Аня вновь спасла меня, и я захотела извиниться перед ней за свою грубость и высокомерие.
– Анечка, остановись, – сказала я тихо и ласково, – мне много сказать тебе надо, повиниться.
Аня на ходу обернулась ко мне и, улыбнувшись, покачнула головой:
– Оставьте вы, барышня. Что я, чурка бесчувственная, не вижу и не понимаю ничего, что ли? Мне по одному взгляду вашему и без слов всё понятно сталося. Не серчаю я на вас. Сделайте милость, сидите смирно, не до разговоров нам: пока светло, двигаться надобно. Не будем мы, барышня, нигде более без крайней нужды останавливаться. Еда у нас есть, вино пейте, чтобы дорога долгой не казалася.
Не сбавляя темпа, мы ехали всё дальше и дальше, лишь иногда давая отдых лошадям, которые не могли скакать без остановок. Они, конечно, были сильные, но всё же не обладали той выносливостью, какой бы мы от них хотели. Мы с Аней менялись местами и спали по очереди.
Похолодало, но не слишком сильно, огромная яркая луна освещала нам путь, что позволяло двигаться и ночью. Не было больше на нашем пути никаких злоключений, только дорога, которая вышла из леса: по бокам простирались поля, присыпанные снегом, иногда мы слышали вой и понимали, что это волки, но, слава Богу, на нашем пути они больше не встречались.

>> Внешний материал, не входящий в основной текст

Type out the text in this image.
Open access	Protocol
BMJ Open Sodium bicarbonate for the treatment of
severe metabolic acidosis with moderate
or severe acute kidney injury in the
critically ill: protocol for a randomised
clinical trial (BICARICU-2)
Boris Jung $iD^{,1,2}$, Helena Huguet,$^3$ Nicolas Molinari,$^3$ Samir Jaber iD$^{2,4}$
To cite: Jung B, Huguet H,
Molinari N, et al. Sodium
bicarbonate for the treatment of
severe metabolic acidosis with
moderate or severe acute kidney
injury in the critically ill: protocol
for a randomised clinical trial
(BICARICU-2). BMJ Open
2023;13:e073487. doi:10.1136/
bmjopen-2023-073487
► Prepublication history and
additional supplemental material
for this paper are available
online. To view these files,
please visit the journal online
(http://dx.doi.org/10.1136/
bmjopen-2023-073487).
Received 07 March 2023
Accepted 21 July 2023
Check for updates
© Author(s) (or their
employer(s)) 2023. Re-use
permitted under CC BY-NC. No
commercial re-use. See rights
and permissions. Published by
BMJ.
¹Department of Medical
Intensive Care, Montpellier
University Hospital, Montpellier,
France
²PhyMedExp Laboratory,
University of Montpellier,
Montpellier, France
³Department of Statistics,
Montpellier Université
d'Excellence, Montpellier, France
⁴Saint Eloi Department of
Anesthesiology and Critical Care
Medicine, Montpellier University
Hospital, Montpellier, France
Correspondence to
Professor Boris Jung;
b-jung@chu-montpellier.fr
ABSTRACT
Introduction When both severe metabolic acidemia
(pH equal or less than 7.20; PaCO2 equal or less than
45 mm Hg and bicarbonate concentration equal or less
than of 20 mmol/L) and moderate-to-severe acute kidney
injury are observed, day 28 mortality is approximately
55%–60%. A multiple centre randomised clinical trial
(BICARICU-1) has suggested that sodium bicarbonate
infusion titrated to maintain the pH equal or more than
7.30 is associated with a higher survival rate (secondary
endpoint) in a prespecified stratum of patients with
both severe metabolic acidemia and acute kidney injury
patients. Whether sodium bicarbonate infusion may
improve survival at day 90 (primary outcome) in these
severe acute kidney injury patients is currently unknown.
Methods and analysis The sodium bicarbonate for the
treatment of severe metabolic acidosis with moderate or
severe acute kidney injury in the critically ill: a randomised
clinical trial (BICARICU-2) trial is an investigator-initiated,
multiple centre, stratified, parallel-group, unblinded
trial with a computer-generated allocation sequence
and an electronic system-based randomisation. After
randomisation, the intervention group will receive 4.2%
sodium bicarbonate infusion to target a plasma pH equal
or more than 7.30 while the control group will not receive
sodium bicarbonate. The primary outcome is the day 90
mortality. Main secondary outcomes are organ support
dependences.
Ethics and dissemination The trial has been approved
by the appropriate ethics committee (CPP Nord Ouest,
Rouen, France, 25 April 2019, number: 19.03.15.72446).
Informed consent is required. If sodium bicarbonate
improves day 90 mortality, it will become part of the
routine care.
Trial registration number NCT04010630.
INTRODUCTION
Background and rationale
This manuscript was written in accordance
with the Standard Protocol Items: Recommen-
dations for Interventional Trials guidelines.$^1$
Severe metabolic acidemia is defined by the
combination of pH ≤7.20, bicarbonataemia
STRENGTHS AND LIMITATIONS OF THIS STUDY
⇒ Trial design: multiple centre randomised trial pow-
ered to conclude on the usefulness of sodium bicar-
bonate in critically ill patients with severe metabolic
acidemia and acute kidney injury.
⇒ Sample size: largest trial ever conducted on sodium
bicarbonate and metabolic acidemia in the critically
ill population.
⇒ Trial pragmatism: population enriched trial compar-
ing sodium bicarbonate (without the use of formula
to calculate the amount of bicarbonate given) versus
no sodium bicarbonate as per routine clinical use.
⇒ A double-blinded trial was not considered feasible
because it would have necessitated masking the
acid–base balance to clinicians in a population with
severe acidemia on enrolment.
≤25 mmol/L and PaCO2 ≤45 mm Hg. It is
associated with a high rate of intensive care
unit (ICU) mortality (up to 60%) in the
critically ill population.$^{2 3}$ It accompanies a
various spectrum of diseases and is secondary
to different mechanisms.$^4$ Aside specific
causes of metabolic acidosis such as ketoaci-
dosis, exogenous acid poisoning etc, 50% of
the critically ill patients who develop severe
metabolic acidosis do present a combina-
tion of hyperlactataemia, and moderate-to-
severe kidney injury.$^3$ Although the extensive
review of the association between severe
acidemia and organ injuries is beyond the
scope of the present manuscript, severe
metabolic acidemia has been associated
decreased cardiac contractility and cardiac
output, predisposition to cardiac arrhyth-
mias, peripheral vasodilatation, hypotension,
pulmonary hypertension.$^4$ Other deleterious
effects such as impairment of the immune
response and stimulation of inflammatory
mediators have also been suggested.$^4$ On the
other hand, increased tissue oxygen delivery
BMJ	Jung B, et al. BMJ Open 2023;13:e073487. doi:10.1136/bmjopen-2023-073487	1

Анюта ехала, задумавшись, и вдруг заговорила:
– Странно, барышня… Дорога-то наша с самого начала проклята. Обманом мы дом родной покинули. И заметьте, каждый поворот этой дороги какое-то зло прячет. То знаки свыше, и не мешало бы к ним приглядеться. Мы рушим всё на своем пути, и к чему ни прикоснемся, всё пропадом пропадает. Не кажется ли вам это странным? Давайте возвернемся, а, барышня? Барин – он добрый, простит. Скажем ему, что вы по дороге одумались, всё поняли, не будете дальше своевольничать. Скажем, что вышла из вас дурь-то вся, а, барышня?
Я выслушала ее молча.
– Анна, вот видит Бог, хотела у тебя прощения просить за свой вздорный характер и высокомерие: знаю, ты достойна другого обращения. Но ты опять за старое взялась и разом отшибла у меня всё желание заниматься этим неблагодарным делом. Не буду я у тебя ничего просить. Хочешь, доедем до ближайшей станции, я заплачу, и тебя отвезут обратно в Петербург, домой. Ты наконец-то успокоишься и перестанешь терзать меня своими глупостями. Я сказала, что мы едем, – значит, едем! И если дальше мне придется следовать без тебя, поверь, я, конечно, расстроюсь, но всё равно продолжу свое путешествие. Я приняла решение и иду к своей цели. И всё, что попадается мне на пути, воспринимаю как мелкие дорожные неприятности.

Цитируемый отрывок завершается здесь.